Online Supplement:This article has an online data supplement.

Supplementary Methods

Statistical Analyses

‘Overdispersion’ in Poisson data occurs when the variance is much greater than the mean; this is analysed using negative binomial regression (1). There was no evidence for overdispersion for pneumonia events (variance=0.33, mean=0.18), however the frequency of COPD exacerbations was overdispersed (variance=8.76, mean=2.31). Predicted event rates from either Poisson regression (pneumonia) or negative binomial regression (COPD exacerbations) are summarized graphically with 95% confidence intervals (CIs). Treatment groups were compared statistically using incident rate ratios (IRRs), and pairwise comparisons made where necessary.
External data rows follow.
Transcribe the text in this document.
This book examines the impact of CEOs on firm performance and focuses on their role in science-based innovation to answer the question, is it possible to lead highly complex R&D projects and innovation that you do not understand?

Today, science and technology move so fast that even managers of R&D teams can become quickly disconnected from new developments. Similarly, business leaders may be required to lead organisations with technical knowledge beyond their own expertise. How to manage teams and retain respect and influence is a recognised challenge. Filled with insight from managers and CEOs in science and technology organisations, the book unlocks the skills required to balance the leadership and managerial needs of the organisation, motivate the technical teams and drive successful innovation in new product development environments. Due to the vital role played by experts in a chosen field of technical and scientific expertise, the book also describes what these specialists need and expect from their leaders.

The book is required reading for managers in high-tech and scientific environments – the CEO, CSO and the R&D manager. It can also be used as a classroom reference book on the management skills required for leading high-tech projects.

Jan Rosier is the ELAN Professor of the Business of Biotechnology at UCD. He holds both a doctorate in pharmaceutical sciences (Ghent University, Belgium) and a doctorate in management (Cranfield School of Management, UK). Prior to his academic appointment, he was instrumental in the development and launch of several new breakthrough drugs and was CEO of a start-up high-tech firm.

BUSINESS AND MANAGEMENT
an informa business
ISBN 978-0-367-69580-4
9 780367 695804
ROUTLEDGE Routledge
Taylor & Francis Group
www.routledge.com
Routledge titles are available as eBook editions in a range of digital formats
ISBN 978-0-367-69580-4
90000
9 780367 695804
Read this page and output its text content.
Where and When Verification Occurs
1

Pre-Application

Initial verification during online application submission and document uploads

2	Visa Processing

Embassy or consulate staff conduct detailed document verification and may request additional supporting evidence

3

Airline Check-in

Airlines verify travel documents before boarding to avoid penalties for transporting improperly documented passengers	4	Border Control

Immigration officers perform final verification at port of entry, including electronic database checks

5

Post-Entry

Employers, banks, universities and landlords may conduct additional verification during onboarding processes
For the Cox regression analysis, the proportionality of hazards was confirmed by a test based on Schoenfeld residuals (2). The Cox regression model was not overfitted(3). Goodness-of-fit was measured by Harrell’s concordance (C) statistic, but noting that it is overoptimistic for censored survival data (4). Harrell’s C is defined as the probability that predictions and outcomes are concordant.

Sensitivity Analyses

We chose to use ITT analyses for reasons of the greater accuracy of the baseline data as commented on in the first paragraph of the discussion. We recognise that this may be criticised because of the lack of adjustment for treatment change during the trial period. To examine whether there was significant interactions between treatment groups we conducted an analyses of baseline variables; there was no significant interactions between the following variables: ICS and gender (p=0.88); the reported use of fluticasone and gender (p=0.70). We examined interactions between all 6 cohorts and gender, and again found no significant interaction (p=0.88). Next we examined the interaction of smoking and treatment. There was no significant interaction with ICS (p=0.79), fluticasone (p=0.53) and the entire cohort (p=0.8). Finally we examined the interaction of treatment with morbidity, there was no significant interaction with ICS use (p=0.52), fluticasone (p=0.20) and the entire treatment cohort (p=0.34). We suggest that the lack of interaction above indicates the validity of our assumption of using ITT analyses.

References

1. Lawless JF. Negative binomial regression and mixed Poisson regression. The Canadian Journal of Statistics 1987; 15: 209-215.

2. Schoenfeld D. Partial residual estimation for the proportional hazards regression. Biometrika 1982; 69: 239-241.

3. Peduzzi P, Concato J, Feinstein AR, Holford TR. Importance of events per independent variable in proportional hazards regression analysis. II. Accuracy and precision of regression estimates. J Clin Epidemiol 1995; 48: 1503-1510.

4. Uno H, Cai T, Pencina MJ, D'Agostino RB, Wei LJ. On the C-statistics for evaluating overall adequacy of risk prediction procedures with censored survival data. Stat Med 2011; 30: 1105-1117.